We verified presence/absence of spatial autocorrelation in R0 values and in the final model residuals by calculating Moran’s I.

Sensitivity analyses

First, we assessed the importance of the 3-week delay for weather variables (corresponding to the delay between transmission period and R0 calculation period based on death count exponential growth). For this, we tested a variety of lags from − 1 to 5 weeks from that estimated transmission period (i.e. 2–8 weeks from the R0 calculation period). The longer lags were likely irrelevant for actual transmission but aimed at identifying climate trends rather than weather influence. We included lagged weather variables as linear explanatory variables in the univariable hierarchical model or as non-linear explanatory variables in the multivariable hierarchical generalised additive model.

Second, we assessed the effect of the 28-day upper boundary to the exponential growth period by using a narrower window ending 18 days after date of lockdown.
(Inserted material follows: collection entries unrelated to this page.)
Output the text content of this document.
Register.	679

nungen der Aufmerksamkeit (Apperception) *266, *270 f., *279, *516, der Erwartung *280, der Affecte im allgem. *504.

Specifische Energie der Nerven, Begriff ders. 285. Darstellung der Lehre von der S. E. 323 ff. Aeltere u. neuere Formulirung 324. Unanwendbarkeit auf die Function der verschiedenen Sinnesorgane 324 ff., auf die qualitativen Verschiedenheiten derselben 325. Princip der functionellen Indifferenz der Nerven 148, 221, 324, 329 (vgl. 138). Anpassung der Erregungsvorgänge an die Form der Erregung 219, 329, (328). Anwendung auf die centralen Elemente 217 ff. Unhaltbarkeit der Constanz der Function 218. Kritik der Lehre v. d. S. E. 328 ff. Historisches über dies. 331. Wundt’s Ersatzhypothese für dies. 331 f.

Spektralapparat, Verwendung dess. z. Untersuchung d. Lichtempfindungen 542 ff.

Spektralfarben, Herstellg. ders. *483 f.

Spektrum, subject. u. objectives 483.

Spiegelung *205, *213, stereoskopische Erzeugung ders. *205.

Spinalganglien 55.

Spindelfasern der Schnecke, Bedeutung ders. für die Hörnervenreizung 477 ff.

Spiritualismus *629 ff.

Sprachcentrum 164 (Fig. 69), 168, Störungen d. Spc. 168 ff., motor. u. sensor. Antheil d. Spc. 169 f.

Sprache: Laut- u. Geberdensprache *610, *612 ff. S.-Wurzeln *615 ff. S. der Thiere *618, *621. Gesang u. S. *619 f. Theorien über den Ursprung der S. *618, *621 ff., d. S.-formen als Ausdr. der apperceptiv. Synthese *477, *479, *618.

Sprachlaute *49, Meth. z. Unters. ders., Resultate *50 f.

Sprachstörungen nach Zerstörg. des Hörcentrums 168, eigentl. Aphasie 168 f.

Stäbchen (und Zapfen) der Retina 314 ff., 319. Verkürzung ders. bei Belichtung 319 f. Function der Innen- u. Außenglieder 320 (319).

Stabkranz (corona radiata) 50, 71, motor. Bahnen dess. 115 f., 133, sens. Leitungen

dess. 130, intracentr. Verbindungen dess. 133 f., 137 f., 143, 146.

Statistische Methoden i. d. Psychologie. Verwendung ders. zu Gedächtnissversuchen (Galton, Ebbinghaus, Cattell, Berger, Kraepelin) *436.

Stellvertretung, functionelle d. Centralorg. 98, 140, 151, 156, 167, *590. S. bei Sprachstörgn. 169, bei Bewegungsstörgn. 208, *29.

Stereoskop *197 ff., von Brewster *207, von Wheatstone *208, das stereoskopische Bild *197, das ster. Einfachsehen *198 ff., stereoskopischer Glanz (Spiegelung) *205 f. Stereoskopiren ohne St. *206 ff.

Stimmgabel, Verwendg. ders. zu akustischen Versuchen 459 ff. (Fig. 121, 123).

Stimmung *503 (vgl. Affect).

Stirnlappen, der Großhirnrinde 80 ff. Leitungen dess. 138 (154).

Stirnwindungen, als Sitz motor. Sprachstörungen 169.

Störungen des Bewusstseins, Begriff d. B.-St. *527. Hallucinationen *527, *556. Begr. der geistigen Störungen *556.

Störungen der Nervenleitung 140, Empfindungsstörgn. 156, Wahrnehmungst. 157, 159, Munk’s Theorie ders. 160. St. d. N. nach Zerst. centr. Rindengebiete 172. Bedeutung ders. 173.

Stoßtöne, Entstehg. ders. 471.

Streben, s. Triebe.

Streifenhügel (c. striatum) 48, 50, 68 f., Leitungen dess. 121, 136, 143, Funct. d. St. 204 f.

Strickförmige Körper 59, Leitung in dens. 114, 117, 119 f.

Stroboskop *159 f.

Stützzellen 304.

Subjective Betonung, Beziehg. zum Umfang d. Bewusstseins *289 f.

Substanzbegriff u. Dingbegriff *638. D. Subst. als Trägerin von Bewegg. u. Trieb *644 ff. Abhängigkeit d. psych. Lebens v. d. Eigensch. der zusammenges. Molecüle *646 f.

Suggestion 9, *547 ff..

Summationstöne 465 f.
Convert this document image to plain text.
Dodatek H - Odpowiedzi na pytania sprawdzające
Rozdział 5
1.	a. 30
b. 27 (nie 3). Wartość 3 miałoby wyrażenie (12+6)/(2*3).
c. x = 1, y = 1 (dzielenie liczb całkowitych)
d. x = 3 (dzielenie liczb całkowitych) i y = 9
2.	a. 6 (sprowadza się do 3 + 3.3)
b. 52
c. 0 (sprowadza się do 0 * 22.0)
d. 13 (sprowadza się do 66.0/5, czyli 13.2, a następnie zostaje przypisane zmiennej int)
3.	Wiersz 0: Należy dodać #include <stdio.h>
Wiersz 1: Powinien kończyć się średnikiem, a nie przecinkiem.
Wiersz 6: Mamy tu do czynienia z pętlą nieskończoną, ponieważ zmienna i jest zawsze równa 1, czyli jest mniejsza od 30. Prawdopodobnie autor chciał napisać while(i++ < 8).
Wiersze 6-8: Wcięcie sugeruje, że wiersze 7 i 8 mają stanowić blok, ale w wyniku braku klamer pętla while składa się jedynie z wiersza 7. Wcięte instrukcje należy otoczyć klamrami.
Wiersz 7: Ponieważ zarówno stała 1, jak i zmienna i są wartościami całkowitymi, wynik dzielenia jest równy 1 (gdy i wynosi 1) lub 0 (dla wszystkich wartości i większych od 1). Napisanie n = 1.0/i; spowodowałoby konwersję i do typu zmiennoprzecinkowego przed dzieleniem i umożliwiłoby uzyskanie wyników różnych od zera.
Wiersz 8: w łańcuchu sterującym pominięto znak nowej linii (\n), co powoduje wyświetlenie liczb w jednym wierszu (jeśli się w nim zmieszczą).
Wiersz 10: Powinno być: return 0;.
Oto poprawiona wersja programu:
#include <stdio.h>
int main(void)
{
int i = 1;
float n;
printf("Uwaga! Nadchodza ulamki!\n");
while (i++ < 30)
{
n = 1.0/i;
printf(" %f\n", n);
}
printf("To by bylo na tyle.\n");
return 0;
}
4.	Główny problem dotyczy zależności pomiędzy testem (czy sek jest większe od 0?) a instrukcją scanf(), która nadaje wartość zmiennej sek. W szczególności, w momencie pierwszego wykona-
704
In this analysis, the exponential growth period ended at the date when incidence growth slowed down (indicated by a change in the slope of the log(deaths) = f(time) representation) or 18 days after lockdown if no inflexion was identified. We recalculated R0 for regions where the linear growth period retained for the main analysis extended beyond the 18-day limit, and followed the same plan as the main analysis.

Third, we assessed possible continent specific effects by fitting continent-specific splines for weather variables or for the distance to the first affected region in the final multivariate models.